1. Housing (fixed part), 2. Spindle (rotating body),
3 ··· Bearing, 9 ··· AC power source, 11, 21 ··· primary coil, 12, 22 ··· secondary coil, 13, 23 ··· rotary transformer, 14, 24 ··· conducting wire, 15, 25 ··· resistance vessel,
16, 26 ··· ammeter, 17 · · · temperature calculating means.

Claims (2)

[Claims] An apparatus for measuring a temperature of a rotating body rotatably supported by a fixed part, comprising: a primary coil disposed on the fixed part; and a secondary coil disposed on the rotating body.
A rotary transformer having a secondary coil; a power supply connected to the primary coil; current detecting means for detecting a current flowing through the primary coil; and a secondary coil connected to the rotating body near the part to be measured A temperature measuring device for a rotating body, comprising: a resistor having a specified specific temperature characteristic; and temperature calculating means for calculating a temperature of the rotating body based on an output of the current detecting means. 2. An apparatus for measuring the temperature of a rotating body rotatably supported by a fixed part, comprising: a primary coil disposed on the fixed part;
A first rotary transformer having a secondary coil, a primary coil disposed on a fixed part, and a secondary transformer disposed on a rotating body.

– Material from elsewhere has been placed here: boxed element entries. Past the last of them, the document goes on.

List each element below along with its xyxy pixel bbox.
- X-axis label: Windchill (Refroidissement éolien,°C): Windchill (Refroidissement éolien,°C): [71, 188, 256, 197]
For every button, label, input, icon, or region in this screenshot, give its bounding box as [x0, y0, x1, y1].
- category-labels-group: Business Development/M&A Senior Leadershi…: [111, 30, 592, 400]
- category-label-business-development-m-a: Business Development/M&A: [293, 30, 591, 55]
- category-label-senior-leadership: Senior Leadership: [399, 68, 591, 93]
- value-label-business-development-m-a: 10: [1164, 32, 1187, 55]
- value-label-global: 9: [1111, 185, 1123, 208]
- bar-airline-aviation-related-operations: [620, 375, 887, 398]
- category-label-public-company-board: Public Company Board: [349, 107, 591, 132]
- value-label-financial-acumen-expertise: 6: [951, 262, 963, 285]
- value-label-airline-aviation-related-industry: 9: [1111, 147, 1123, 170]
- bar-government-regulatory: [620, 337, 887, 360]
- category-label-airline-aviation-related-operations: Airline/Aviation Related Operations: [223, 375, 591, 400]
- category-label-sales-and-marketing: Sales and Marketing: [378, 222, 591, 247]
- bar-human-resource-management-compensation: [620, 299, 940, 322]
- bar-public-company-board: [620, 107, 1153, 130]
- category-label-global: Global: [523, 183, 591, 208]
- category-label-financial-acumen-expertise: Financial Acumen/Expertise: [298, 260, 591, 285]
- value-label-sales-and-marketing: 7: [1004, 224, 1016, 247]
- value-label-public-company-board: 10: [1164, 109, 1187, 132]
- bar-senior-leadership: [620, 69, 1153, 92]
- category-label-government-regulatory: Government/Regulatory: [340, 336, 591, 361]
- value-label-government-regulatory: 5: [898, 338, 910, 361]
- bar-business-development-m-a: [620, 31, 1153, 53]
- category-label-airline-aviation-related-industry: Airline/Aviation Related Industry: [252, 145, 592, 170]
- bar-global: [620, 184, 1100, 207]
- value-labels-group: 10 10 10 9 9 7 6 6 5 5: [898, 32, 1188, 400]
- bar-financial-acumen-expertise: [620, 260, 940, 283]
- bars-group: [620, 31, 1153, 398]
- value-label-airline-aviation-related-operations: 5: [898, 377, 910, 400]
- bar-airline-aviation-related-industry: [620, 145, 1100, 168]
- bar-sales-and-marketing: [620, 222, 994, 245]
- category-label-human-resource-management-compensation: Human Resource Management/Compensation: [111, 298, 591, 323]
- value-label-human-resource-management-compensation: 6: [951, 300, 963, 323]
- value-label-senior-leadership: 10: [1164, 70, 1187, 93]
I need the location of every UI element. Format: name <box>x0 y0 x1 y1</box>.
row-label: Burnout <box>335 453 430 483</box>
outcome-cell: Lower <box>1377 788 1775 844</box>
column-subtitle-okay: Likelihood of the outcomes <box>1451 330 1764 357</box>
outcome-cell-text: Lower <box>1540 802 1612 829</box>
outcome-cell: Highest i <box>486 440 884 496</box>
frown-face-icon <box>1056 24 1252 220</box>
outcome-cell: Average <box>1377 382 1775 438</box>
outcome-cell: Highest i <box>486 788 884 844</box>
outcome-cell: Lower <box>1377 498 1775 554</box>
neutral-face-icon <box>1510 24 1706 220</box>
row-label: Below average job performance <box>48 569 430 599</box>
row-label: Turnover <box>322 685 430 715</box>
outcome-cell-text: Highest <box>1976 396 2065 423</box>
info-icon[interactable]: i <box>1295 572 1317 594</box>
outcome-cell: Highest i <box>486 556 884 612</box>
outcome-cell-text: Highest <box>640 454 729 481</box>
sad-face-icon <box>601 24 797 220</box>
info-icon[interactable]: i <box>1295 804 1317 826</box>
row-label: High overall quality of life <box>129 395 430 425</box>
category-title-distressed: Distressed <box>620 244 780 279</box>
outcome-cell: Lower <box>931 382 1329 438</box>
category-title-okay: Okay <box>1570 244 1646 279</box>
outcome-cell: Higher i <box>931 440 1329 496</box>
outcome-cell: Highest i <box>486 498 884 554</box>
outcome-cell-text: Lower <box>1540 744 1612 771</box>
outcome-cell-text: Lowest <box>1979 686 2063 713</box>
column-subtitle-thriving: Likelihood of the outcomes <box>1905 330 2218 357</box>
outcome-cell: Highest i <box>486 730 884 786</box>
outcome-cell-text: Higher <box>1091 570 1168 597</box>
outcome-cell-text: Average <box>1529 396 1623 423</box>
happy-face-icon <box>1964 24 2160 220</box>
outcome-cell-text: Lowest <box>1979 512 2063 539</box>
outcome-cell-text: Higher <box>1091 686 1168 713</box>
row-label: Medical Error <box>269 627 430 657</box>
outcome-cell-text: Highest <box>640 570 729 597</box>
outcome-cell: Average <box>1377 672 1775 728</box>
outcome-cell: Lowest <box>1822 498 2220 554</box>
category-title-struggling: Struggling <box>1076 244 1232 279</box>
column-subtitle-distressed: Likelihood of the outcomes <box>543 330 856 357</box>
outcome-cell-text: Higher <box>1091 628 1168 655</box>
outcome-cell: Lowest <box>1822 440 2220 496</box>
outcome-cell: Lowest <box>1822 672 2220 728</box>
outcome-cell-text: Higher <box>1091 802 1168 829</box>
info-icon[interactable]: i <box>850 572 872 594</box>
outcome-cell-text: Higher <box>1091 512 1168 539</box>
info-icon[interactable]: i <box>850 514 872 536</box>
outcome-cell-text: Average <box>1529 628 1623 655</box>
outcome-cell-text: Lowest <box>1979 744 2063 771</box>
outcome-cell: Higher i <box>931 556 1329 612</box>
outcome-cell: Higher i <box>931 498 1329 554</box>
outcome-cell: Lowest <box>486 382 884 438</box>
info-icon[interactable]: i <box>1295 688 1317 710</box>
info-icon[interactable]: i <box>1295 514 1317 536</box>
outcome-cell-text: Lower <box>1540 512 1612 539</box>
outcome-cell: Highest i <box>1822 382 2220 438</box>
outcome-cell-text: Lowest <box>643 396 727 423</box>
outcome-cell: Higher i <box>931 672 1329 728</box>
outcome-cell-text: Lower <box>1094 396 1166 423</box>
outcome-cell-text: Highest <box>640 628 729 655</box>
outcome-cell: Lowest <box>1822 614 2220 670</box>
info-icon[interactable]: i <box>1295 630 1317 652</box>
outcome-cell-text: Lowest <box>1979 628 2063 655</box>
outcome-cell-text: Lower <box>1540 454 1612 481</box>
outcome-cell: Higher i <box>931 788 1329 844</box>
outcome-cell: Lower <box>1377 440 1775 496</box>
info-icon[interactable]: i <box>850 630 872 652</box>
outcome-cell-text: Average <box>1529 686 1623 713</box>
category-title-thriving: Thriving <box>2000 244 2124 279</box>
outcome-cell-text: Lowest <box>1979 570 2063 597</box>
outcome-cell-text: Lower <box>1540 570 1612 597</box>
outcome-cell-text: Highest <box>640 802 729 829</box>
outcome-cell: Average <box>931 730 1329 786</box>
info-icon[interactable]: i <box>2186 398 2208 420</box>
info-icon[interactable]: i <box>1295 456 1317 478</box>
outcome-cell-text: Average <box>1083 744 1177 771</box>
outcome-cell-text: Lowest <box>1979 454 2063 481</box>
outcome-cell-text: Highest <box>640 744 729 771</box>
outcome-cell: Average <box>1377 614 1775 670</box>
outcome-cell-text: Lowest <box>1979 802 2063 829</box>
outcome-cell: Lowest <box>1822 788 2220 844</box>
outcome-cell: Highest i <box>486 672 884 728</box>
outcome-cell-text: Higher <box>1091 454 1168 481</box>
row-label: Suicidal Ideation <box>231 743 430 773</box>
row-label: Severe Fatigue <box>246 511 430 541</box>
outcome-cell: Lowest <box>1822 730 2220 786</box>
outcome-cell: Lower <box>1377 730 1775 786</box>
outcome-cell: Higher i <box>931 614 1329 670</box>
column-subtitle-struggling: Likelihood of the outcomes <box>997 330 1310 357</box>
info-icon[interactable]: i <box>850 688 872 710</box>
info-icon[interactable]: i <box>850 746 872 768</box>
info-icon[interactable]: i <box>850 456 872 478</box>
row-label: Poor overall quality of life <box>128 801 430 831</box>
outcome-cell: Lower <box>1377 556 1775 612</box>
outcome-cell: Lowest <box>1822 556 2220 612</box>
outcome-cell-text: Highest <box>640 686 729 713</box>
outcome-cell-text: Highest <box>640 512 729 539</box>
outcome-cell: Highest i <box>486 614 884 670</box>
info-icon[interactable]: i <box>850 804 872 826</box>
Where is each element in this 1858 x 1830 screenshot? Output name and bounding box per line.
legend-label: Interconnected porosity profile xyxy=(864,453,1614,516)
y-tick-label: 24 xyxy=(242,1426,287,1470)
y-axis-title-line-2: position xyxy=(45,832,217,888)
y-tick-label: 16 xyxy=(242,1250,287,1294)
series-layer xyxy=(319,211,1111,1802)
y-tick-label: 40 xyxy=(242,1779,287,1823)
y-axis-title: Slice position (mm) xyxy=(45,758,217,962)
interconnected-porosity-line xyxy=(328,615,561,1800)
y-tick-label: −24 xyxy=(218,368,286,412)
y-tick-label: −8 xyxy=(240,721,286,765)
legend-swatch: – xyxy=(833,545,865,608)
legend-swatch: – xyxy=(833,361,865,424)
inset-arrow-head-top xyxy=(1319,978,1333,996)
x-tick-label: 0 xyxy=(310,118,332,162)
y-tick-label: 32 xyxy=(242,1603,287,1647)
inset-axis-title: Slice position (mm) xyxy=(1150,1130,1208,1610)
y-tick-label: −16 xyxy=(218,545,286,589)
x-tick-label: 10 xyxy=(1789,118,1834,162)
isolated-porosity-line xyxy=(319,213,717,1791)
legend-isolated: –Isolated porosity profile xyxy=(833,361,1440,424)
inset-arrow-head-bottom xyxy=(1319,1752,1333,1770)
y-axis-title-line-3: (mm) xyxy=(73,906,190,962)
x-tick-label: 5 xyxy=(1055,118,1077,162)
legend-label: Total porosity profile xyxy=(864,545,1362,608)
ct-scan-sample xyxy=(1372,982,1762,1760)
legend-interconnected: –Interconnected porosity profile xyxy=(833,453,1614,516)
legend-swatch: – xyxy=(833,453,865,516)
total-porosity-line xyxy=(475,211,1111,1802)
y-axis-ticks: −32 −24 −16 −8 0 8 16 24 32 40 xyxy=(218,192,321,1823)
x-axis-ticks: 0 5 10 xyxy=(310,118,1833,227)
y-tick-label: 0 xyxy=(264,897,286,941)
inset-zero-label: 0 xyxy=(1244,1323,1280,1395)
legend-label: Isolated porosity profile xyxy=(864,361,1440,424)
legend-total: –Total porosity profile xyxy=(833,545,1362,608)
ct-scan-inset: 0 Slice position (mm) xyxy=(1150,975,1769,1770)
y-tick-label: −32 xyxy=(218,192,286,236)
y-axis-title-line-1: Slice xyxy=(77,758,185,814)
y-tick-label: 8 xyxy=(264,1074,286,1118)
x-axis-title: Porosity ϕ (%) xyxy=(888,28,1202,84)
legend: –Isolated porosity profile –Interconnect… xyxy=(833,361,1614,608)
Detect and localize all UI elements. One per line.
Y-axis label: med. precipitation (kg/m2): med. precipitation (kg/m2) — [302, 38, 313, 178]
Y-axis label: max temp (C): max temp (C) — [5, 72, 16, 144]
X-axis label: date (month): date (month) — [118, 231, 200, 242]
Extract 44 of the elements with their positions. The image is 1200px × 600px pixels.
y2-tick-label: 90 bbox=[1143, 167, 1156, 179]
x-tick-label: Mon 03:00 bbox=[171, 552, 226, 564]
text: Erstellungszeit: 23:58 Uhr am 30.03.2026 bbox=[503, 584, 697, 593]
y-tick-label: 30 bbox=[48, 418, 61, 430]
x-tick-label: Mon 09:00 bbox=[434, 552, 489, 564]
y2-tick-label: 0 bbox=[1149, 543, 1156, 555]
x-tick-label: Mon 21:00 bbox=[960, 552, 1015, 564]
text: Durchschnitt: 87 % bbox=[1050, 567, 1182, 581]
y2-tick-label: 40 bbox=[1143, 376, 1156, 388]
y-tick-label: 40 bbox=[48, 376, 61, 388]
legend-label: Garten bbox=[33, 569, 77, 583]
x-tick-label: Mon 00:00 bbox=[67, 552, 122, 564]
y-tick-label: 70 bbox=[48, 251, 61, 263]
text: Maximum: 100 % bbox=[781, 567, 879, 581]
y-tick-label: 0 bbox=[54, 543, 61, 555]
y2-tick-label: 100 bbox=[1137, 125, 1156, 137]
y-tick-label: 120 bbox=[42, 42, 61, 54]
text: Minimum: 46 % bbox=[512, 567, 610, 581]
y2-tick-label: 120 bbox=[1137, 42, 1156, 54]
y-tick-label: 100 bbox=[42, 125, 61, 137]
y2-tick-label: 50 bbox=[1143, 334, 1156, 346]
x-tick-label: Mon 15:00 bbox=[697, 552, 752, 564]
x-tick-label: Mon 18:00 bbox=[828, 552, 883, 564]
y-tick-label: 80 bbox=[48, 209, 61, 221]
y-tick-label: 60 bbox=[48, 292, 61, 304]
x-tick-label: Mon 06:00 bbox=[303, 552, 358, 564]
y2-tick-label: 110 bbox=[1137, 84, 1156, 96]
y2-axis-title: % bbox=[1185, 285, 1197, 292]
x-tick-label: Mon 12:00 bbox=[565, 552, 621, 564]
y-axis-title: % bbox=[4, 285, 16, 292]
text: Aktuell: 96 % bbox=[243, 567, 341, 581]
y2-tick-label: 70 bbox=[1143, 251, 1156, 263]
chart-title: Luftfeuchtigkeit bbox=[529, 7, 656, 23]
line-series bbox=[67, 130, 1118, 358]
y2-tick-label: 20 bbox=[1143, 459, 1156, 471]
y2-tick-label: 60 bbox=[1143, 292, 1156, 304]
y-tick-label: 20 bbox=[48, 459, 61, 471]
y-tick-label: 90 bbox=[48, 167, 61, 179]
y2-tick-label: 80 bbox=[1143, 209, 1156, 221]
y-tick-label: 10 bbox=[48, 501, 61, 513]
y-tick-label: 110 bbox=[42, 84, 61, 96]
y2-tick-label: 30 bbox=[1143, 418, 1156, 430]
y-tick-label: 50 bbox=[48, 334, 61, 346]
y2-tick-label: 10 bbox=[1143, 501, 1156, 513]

A second rotary transformer having a secondary coil; a power supply connected to the primary coils of the first and second rotary transformers; and a first current detecting means for detecting a current flowing through the primary coil of the first rotary transformer. A second current detecting means for detecting a current flowing through the primary coil of the second rotary transformer; and a specific temperature characteristic connected to the secondary coil of the first rotary transformer and arranged on the rotating body near the part to be measured. A second resistor having a known temperature characteristic and connected to a secondary coil of a second rotary transformer and disposed on a rotating body near a portion to be measured; and a first and a second current detecting means. A temperature calculating means for correcting a temperature characteristic of the first rotary transformer based on the output of the first rotary transformer and calculating a temperature of the rotary body.